Materials and methods: OPC patients treated with definitive or adjuvant IMPT or VMAT from 2013 to 2018 were included. All underwent prospective assessment using patient-reported-outcomes (PROs) (EORTC-QLQ-H&N35) and provider-assessed toxicities (CTCAEv4.03). End-of-treatment and pretreatment scores were compared. PEG-tube use, hospitalization, and narcotic use were retrospectively collected. Statistical analysis used the Wilcoxon Rank-Sum Test with propensity matching for PROs/provider-assessed toxicities, and t-tests for other clinical outcomes.
Results: 46 IMPT and 259 VMAT patients were included; median follow-up was 12 months (IMPT) and 30 months (VMAT).

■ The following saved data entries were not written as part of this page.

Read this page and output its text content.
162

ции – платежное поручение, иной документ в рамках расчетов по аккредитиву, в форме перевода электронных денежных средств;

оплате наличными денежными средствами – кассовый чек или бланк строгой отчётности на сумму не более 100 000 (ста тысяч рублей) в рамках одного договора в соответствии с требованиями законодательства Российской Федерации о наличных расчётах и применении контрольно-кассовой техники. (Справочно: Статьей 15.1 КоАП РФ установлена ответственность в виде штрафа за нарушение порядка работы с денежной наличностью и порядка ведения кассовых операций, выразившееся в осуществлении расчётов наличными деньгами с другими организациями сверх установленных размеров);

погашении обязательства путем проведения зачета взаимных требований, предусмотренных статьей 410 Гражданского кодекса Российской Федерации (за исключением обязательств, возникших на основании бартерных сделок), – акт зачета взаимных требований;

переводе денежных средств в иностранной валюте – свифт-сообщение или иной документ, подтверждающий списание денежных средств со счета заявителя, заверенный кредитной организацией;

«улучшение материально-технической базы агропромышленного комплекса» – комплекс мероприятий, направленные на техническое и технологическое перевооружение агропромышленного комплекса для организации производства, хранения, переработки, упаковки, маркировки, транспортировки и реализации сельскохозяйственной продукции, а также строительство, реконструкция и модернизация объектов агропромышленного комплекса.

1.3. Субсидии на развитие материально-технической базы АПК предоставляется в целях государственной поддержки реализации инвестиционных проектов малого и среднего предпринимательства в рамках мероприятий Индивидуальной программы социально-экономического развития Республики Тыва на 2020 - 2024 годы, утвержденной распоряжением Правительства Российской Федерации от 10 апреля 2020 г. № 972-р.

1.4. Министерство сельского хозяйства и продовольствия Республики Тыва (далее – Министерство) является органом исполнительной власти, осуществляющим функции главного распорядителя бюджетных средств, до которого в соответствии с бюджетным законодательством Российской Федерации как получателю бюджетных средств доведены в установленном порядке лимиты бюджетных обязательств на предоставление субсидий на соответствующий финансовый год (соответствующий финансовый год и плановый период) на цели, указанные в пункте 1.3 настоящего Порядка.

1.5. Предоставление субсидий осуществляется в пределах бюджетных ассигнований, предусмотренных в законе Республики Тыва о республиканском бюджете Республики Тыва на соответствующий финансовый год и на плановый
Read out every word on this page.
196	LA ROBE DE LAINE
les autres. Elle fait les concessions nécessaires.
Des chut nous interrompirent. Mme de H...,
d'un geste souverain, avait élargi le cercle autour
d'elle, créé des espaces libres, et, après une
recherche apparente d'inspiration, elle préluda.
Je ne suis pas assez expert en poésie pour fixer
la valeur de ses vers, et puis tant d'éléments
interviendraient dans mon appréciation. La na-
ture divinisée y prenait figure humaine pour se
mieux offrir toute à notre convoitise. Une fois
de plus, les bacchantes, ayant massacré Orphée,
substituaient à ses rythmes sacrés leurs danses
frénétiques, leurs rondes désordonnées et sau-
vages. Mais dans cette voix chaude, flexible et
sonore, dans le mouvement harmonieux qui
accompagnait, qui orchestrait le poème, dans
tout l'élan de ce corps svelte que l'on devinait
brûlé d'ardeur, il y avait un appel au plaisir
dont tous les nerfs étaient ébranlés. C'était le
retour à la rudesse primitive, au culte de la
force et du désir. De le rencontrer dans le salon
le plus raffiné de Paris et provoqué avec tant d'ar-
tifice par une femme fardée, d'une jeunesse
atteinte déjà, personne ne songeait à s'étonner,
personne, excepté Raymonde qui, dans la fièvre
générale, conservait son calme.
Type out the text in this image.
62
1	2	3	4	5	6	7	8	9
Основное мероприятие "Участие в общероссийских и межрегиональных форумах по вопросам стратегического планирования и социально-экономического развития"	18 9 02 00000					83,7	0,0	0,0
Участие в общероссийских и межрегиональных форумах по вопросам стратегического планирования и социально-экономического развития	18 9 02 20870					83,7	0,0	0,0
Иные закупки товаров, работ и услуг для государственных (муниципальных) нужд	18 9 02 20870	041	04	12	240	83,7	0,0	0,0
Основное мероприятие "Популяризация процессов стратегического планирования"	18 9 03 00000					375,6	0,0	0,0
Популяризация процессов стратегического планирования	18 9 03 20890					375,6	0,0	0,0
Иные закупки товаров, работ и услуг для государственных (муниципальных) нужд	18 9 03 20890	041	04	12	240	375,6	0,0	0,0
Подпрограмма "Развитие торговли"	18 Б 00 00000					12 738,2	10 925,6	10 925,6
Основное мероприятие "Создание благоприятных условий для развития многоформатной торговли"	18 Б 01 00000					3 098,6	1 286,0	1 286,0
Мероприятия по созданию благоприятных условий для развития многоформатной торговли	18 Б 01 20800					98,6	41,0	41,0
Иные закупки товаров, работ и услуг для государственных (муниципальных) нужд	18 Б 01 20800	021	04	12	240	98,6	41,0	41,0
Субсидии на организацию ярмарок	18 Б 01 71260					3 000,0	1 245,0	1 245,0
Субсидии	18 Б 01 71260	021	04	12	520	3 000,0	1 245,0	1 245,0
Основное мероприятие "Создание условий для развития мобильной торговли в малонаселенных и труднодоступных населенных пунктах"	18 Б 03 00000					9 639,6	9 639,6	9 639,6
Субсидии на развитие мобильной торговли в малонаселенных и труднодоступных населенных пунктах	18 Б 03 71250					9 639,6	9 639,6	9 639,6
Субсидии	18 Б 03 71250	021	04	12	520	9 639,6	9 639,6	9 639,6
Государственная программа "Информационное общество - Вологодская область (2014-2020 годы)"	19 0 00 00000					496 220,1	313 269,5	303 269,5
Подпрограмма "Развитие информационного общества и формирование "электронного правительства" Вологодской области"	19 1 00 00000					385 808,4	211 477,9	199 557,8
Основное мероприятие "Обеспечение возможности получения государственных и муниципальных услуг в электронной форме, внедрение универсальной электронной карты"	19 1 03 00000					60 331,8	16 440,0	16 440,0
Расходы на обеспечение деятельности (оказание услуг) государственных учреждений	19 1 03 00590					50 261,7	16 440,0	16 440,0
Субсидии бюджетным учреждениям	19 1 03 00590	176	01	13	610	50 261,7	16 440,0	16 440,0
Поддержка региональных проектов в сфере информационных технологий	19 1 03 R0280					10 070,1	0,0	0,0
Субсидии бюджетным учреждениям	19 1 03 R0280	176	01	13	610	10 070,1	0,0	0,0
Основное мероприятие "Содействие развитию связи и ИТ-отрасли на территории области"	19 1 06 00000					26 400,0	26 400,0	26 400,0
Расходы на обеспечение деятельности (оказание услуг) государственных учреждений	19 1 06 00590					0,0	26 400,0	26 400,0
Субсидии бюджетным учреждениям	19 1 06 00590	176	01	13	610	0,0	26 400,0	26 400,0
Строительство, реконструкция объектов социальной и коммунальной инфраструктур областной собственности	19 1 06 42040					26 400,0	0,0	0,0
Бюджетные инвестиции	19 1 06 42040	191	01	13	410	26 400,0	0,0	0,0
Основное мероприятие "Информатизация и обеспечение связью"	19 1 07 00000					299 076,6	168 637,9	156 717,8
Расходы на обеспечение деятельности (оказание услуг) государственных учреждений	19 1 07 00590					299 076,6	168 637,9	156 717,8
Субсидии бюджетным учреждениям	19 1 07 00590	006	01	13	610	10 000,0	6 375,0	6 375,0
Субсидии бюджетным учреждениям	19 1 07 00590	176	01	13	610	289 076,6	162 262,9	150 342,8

Baseline characteristics were balanced except for age (p = 0.04, IMPT were older) and smoking (p < 0.01, 10.9% IMPT >20PYs, 29.3% VMAT). IMPT was associated with lower PEG placement (OR = 0.27; 95% CI: 0.12-0.59; p = 0.001) and less hospitalization ≤60 days post-RT (OR = 0.21; 95% CI:0.07-0.6, p < 0.001), with subgroup analysis revealing strongest benefits in patients treated definitively or with concomitant chemoradiotherapy (CRT). IMPT was associated with a relative risk reduction of 22.3% for end-of-treatment narcotic use. Patients reported reduced cough and dysgeusia with IMPT (p < 0.05); patients treated definitively or with CRT also reported feeling less ill, reduced feeding tube use, and better swallow. Provider-assessed toxicities demonstrated less pain and mucositis with IMPT, but more mucosal infection.
Conclusion: IMPT is associated with improved PROs, reduced PEG-tube placement, hospitalization, and narcotic requirements. Mucositis, dysphagia, and pain were decreased with IMPT. Benefits were predominantly seen in patients treated definitively or with CRT.
Keywords: Acute toxicity; IMPT; Intensity modulated proton therapy; Oropharyngeal cancer; Patient-reported outcomes; Proton therapy.